Peu de personnes se déterminent à planter des fruitiers séparés, & sur-tout avec des arbres à plein vent ; alors c'est un verger proprement dit, & pour profiter du terrain qui se trouve entre les arbres, on sème de la graine de foin ; mais on a soin chaque année de faire travailler deux fois la circonférence du pied des arbres. Si l’entretien de cette prairie exige une fréquente irrigation, ces arbres se trouveront dans le cas de ceux plantés dans les terrains humides, dont il a déjà été question. Cependant, cette terre ne doit pas rester inculte, on peut la semer ou la planter avec des légumes qui exigent peu d'eau, & qui sont en état d'être récoltés un peu auparavant l’époque des grandes chaleurs : les arbres profiteront singulièrement des labours donnés à à la terre. Quant aux arbres en éventail ou en buisson, il n'est guères possible d'en cultiver le sol dans la vue d'en retirer des récoltes ; leur ombre est trop rapprochée de la terre, trop épaisse, les plantes s'étioleroient. On doit cultiver la terre en plein plusieurs fois dans l’année, & la tenir rigoureusement sarclée.
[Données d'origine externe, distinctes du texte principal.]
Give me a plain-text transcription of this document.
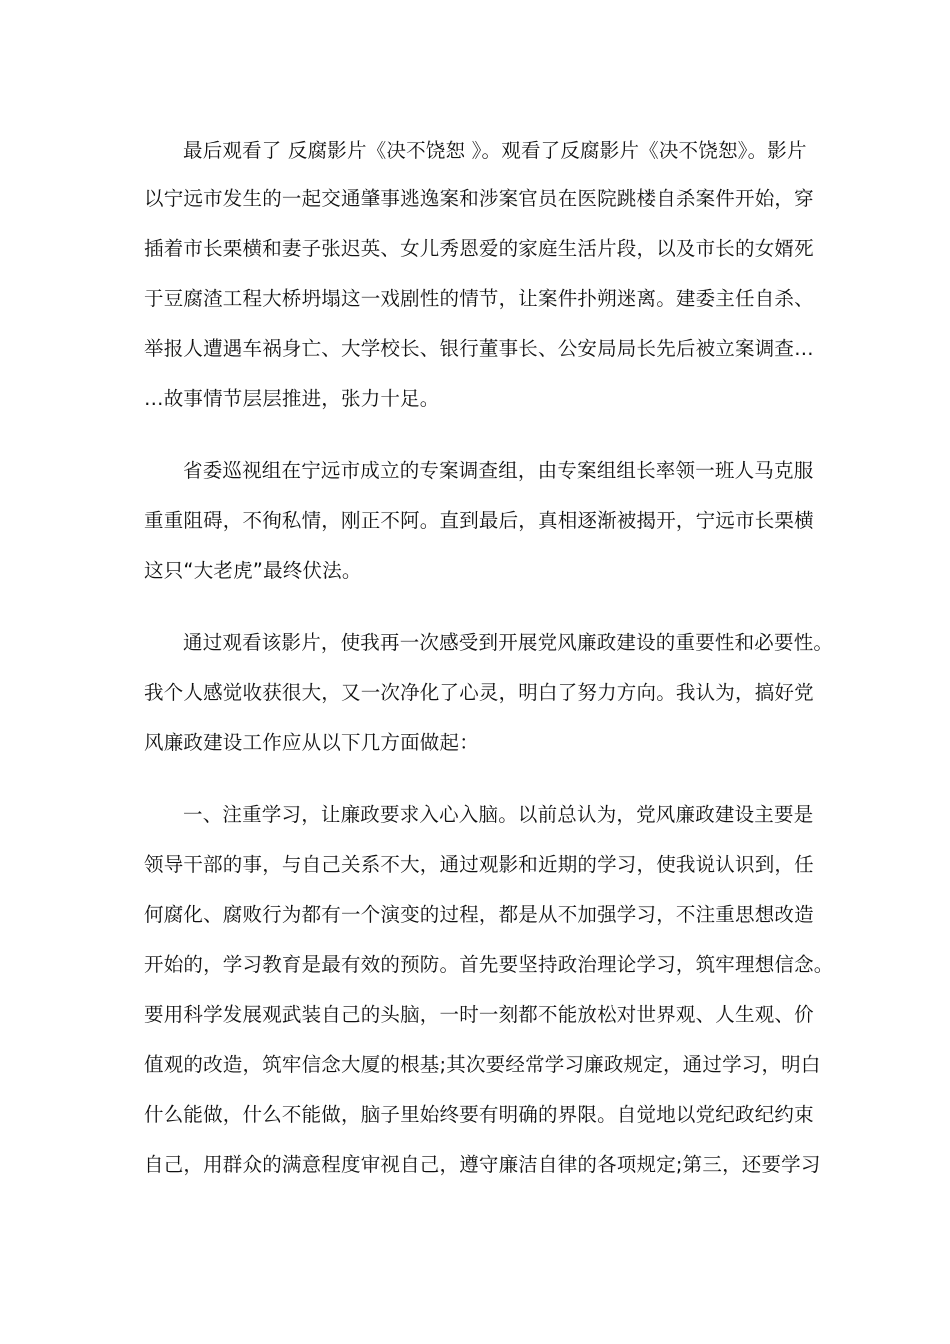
最后观看了 反腐影片《决不饶恕 》。观看了反腐影片《决不饶恕》。影片
以宁远市发生的一起交通肇事逃逸案和涉案官员在医院跳楼自杀案件开始，穿
插着市长栗横和妻子张迟英、女儿秀恩爱的家庭生活片段，以及市长的女婿死
于豆腐渣工程大桥坍塌这一戏剧性的情节，让案件扑朔迷离。建委主任自杀、
举报人遭遇车祸身亡、大学校长、银行董事长、公安局局长先后被立案调查…
…故事情节层层推进，张力十足。
省委巡视组在宁远市成立的专案调查组，由专案组组长率领一班人马克服
重重阻碍，不徇私情，刚正不阿。直到最后，真相逐渐被揭开，宁远市长栗横
这只“大老虎”最终伏法。
通过观看该影片，使我再一次感受到开展党风廉政建设的重要性和必要性。
我个人感觉收获很大，又一次净化了心灵，明白了努力方向。我认为，搞好党
风廉政建设工作应从以下几方面做起：
一、注重学习，让廉政要求入心入脑。以前总认为，党风廉政建设主要是
领导干部的事，与自己关系不大，通过观影和近期的学习，使我说认识到，任
何腐化、腐败行为都有一个演变的过程，都是从不加强学习，不注重思想改造
开始的，学习教育是最有效的预防。首先要坚持政治理论学习，筑牢理想信念。
要用科学发展观武装自己的头脑，一时一刻都不能放松对世界观、人生观、价
值观的改造，筑牢信念大厦的根基;其次要经常学习廉政规定，通过学习，明白
什么能做，什么不能做，脑子里始终要有明确的界限。自觉地以党纪政纪约束
自己，用群众的满意程度审视自己，遵守廉洁自律的各项规定;第三，还要学习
Ce que j'ai dit jusqu'à présent s'applique aux jardins fruitiers en général. Ceux des départemens méridionaux, dans les Pays-Bas, & par conséquent très-chauds, exigent quelques précautions de plus ; ils demandent à être arrosés par irrigation, & les grenadiers, les jujubiers, les caroubiers n'y exigent pas des abris ainsi que l’oranger & le citronnier. Quant aux figuiers, ils doivent être plantés dans un quartier séparé ou en bordures, & ils ne réussissent jamais mieux que lorsque leurs racines ont de l’eau tout auprès, & lorsque leur tête est exposée au plus gros soleil. Les câpriers, arbustes à tiges inclinées, craignent singulièrement l’humidité & la terre forte ; les cerisiers, appelés guigniers dans le Nord, y réussissent très-mal, malgré les soins les plus assidus ; les griottiers à fruits, nommés cerisiers à Paris, y réussissent un peu mieux. On n'y cultive aucune espèce de vigne, ni en espalier, ni en contre-espalier, ni en treille, parce que les raisins de vignes sont si bons, si sucrés, si parfumés, qu'il ne vaut pas la peine de leur donner des soins particuliers. Il est inutile d'entrer ici dans de plus grands détails. (Extrait des Décades du cultivateur).